It is an impossible question that billions of people will have pondered at some point in their lives, and it lies at the centre of Eating Myself: “Am I fat, from an objective point of view? I’ve always asked myself that.” Posed innocently enough by Pepa Duarte in her moving one-woman show, there can of course never really be an answer. Because how can anything ever be objective, when you are the only one trying to gauge something about yourself?

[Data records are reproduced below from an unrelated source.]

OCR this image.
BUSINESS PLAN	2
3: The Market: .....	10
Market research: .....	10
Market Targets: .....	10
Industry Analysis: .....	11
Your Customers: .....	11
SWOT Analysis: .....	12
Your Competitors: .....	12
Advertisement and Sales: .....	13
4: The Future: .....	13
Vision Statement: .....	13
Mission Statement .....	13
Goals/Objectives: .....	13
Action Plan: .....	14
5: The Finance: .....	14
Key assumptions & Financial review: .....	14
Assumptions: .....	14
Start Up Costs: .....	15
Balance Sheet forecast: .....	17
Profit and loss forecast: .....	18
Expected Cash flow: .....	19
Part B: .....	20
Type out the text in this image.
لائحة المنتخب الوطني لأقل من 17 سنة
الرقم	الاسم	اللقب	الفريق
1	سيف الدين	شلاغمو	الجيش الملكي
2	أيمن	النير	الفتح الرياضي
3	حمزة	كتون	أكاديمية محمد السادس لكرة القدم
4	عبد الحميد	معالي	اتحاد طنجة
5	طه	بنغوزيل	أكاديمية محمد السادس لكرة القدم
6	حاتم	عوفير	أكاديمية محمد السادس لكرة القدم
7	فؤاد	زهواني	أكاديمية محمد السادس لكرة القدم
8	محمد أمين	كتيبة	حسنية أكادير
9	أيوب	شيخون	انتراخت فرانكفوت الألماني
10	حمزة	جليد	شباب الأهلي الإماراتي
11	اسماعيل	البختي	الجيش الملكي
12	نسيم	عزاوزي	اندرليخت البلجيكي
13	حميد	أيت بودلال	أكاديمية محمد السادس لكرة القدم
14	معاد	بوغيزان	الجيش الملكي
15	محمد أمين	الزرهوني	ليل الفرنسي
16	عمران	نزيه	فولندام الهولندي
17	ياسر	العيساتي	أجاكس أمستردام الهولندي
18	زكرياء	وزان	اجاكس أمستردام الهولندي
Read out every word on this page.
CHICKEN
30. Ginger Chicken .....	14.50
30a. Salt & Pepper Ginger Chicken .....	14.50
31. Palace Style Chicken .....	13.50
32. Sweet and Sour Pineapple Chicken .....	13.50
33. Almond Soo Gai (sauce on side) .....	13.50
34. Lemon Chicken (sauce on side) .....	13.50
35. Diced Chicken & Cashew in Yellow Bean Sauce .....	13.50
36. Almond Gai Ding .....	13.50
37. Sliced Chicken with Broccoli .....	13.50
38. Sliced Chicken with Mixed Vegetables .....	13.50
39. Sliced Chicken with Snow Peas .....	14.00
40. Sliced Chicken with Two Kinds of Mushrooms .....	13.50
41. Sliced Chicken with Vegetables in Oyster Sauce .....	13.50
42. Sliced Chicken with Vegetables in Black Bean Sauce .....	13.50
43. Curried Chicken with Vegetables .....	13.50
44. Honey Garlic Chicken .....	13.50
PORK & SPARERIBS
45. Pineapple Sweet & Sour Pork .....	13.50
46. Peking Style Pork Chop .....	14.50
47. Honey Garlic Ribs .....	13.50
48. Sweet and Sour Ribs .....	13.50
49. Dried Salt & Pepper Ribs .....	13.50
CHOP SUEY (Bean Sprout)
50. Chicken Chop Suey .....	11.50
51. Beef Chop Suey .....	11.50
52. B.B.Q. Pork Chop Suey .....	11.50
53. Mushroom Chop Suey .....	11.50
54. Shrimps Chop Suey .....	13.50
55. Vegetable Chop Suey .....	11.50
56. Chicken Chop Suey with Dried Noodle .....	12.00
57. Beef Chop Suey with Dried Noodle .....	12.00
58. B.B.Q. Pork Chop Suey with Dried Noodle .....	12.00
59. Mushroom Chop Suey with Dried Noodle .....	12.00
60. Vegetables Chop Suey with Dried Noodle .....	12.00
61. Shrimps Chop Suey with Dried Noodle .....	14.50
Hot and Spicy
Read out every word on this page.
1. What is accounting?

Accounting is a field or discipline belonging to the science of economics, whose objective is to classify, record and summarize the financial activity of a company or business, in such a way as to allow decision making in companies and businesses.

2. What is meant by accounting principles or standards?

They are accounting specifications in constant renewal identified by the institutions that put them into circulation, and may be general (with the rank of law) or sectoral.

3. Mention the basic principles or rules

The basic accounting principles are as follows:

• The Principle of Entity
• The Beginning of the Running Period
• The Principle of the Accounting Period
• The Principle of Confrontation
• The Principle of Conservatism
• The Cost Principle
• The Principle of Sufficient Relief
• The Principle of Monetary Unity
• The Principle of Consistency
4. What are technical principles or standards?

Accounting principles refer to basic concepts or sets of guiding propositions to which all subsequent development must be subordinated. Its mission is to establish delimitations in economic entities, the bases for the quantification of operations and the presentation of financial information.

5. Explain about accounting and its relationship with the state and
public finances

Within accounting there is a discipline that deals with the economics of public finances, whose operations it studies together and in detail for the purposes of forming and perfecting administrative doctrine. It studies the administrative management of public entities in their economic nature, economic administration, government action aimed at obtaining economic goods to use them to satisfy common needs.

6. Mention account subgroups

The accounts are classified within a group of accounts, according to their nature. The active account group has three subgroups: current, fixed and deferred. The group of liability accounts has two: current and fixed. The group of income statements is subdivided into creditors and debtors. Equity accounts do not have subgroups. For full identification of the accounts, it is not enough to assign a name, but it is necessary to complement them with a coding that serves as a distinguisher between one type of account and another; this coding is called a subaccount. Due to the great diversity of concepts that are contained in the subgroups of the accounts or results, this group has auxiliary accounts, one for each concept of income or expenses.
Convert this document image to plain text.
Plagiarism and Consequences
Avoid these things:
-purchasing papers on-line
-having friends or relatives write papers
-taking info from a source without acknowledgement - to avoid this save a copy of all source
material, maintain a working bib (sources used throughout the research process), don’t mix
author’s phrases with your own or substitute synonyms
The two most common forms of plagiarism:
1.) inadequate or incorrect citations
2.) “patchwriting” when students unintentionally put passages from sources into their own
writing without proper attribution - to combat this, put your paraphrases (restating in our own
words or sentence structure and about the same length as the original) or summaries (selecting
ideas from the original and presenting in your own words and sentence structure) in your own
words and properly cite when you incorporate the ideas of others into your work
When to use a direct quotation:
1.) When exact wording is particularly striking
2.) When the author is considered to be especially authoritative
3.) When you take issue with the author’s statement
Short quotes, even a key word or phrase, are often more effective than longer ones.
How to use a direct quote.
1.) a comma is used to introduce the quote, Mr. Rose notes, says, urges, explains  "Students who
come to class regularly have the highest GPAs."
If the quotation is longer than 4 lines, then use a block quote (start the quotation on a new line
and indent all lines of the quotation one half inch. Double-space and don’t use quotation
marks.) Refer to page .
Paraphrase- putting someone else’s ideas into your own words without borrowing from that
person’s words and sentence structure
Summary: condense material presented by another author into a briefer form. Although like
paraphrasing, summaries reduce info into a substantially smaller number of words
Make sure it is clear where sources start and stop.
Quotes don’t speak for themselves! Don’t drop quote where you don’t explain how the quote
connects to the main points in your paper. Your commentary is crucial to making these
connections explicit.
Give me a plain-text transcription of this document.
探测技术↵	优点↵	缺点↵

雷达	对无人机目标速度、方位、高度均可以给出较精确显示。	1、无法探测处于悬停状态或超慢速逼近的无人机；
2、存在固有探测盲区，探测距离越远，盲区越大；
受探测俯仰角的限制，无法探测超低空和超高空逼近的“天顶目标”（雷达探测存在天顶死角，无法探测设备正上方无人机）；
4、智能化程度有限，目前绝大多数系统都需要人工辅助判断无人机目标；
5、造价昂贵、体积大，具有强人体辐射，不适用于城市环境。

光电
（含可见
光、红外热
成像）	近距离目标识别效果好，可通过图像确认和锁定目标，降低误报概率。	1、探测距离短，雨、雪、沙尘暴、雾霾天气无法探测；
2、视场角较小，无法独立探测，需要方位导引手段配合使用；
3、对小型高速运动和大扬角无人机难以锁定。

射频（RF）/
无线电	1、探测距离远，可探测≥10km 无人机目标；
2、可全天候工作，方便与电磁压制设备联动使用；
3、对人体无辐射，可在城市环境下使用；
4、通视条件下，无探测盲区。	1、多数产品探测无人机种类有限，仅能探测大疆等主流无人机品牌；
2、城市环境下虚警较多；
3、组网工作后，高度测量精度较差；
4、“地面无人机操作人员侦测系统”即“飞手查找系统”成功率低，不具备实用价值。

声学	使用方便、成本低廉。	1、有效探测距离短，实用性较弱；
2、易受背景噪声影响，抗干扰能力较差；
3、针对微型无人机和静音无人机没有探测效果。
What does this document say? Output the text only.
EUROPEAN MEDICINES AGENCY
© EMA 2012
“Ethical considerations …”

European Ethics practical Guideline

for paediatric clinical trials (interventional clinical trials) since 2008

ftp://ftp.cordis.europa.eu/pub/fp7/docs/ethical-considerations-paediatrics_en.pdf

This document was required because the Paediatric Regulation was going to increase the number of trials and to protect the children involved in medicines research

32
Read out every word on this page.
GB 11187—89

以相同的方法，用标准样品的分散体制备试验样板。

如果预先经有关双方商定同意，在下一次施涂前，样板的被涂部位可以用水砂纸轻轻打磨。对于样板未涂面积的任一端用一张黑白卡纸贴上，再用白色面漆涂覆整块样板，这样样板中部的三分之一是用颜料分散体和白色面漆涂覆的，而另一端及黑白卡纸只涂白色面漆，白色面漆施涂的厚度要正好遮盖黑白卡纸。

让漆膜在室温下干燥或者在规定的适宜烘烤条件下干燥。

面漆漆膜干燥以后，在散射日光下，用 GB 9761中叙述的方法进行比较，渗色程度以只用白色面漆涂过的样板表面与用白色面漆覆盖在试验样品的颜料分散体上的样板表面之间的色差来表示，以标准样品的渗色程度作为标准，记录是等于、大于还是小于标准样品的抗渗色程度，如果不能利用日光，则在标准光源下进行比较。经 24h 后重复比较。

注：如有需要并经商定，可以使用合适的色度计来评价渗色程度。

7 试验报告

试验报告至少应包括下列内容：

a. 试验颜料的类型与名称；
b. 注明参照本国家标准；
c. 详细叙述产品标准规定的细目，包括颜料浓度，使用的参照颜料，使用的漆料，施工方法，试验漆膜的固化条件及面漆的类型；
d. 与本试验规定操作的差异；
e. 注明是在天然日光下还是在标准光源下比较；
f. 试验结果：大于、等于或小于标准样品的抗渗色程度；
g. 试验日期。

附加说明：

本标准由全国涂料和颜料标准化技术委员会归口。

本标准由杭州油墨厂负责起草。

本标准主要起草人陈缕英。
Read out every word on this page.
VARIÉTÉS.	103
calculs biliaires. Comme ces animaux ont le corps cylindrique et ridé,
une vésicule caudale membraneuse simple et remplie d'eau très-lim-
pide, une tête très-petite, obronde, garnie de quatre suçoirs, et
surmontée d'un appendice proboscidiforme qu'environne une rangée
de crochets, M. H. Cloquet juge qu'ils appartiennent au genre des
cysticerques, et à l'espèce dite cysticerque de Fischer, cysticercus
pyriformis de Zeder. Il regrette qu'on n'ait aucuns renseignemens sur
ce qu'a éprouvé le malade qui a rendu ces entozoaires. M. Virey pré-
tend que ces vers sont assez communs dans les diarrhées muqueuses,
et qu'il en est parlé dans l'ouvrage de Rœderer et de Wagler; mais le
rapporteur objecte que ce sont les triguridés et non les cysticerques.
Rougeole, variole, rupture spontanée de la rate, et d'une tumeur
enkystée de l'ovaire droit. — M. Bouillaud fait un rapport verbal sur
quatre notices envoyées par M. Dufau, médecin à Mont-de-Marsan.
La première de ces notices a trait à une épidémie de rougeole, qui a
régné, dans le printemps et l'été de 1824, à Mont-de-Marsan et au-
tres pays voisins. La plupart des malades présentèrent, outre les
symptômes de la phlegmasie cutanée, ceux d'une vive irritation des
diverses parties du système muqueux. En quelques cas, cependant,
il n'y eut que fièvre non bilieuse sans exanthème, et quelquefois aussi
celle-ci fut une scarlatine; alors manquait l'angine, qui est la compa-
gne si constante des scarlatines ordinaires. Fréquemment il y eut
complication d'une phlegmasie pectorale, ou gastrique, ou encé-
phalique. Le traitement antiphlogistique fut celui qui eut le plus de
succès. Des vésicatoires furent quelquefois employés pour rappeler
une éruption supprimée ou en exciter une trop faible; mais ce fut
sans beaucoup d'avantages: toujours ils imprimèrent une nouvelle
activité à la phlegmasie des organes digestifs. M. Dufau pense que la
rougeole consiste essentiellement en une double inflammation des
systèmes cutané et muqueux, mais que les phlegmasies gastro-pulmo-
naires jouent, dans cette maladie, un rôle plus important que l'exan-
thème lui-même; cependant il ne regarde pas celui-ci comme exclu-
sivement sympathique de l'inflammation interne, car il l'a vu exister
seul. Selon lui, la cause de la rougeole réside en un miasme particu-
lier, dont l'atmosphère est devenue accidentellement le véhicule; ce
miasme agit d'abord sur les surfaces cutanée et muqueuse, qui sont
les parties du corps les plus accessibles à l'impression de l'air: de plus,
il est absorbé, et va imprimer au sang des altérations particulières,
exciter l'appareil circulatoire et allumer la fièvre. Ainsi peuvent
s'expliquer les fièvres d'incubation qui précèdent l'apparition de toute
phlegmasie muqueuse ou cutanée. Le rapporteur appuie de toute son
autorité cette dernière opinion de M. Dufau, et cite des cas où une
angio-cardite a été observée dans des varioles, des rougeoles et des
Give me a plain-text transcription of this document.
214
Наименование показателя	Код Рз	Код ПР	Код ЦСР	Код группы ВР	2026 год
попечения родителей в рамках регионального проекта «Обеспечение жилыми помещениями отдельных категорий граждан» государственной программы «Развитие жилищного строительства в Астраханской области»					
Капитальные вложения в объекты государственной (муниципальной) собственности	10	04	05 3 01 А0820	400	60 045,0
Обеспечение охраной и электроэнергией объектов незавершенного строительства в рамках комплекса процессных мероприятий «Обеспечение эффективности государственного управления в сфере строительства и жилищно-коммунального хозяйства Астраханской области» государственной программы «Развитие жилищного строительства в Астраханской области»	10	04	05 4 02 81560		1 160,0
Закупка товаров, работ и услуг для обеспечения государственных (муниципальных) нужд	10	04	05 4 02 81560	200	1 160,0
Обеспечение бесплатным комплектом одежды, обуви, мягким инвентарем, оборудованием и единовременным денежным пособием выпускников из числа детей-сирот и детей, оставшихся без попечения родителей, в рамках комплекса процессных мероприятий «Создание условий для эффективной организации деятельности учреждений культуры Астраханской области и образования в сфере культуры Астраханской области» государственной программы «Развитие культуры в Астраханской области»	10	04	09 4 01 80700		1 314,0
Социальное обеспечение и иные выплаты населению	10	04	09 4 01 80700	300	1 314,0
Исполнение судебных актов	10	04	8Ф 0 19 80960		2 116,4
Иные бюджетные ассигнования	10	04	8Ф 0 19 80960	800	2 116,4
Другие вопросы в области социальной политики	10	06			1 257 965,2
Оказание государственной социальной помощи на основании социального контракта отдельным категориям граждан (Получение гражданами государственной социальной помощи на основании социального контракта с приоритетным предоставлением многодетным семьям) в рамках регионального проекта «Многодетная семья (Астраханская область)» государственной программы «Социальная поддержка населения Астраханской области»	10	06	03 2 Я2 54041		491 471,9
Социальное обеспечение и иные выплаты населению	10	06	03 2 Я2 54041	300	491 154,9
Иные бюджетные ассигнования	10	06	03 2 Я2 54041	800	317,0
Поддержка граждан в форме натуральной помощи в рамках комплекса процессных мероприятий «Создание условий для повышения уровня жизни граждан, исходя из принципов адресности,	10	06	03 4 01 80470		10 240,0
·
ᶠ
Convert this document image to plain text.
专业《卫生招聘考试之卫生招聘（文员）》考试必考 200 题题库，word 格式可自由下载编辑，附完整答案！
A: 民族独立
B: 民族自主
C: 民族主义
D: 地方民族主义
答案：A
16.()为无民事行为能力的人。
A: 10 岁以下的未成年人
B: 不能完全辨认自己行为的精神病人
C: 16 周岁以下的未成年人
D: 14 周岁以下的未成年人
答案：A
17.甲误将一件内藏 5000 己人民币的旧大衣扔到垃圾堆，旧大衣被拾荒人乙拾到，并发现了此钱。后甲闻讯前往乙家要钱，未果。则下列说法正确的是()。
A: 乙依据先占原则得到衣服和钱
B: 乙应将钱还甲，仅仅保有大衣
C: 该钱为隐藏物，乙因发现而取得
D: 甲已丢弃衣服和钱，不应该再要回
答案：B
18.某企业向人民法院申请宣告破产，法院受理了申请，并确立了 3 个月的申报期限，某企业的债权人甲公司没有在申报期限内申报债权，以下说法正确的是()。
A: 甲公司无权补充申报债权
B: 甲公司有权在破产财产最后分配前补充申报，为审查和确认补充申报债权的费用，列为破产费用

Eating Myself is a brave and deeply personal account of one woman’s complicated relationship with food, family and heritage. It tells of the trap we can find ourselves in when all the joyful associations of food can be lost, and it becomes an outlet for all our fears and anxieties. As Duarte laments, “No matter how hard I tried — I always had this sensation of failing”.
Laura Arroyo’s highly stylised set is a kitchen surrounded by floating cooking utensils, that are a physical manifestation of the psychological processes behind feeding oneself. When Duarte’s character explains her mother’s pregnancy, a colander is held over her stomach. This only mimicking a womb, but also the inherited trauma of what it is to be the emigrée daughter to a patriarchal Latin American family, who has suddenly had her origins and social position held against the light of 21st Century Western feminism.
Duarte also wrote the play, and the script is littered with recognisable foodie experiences, such as the spontaneous splurge of £60 on an online “miracle food plan”, or the motion of meal planning by “boiling loads of the same thing and then separating into so many containers.”
But as well as being relatable, it is also unashamedly Duarte’s own experience. It draws on experiences of the Peruvian diaspora shopping for ‘magical Peruvian peppers’ at Seven Sisters Market, as well as — in what becomes the central theme of the second half the play — the bewildering relationship we can have with our families as adults. It is unclear how much of the story is based on fiction and how much on truth, But to see Duarte at the end, tears glistening on her face and stripped down to her underwear, it is evidently a deeply personal account.
Duarte’s performance is adroitly choreographed in engaging and imaginative ways by Shane Dempsey to manifest her interior struggles. Recorded on camera just before lockdown, it is certainly a shame it was not being shown in person, as much of visceral pull of the movement direction will have been lost when relayed through a laptop screen.
Eating Myself remains a refreshing, in-depth take on a range of topical issues. And with so much contemporary discourse fixated on Covid and the coming economic armageddon, Eating Myself reminds us that all the other issues in the world that we used to talk about before the pandemic have by no means gone away.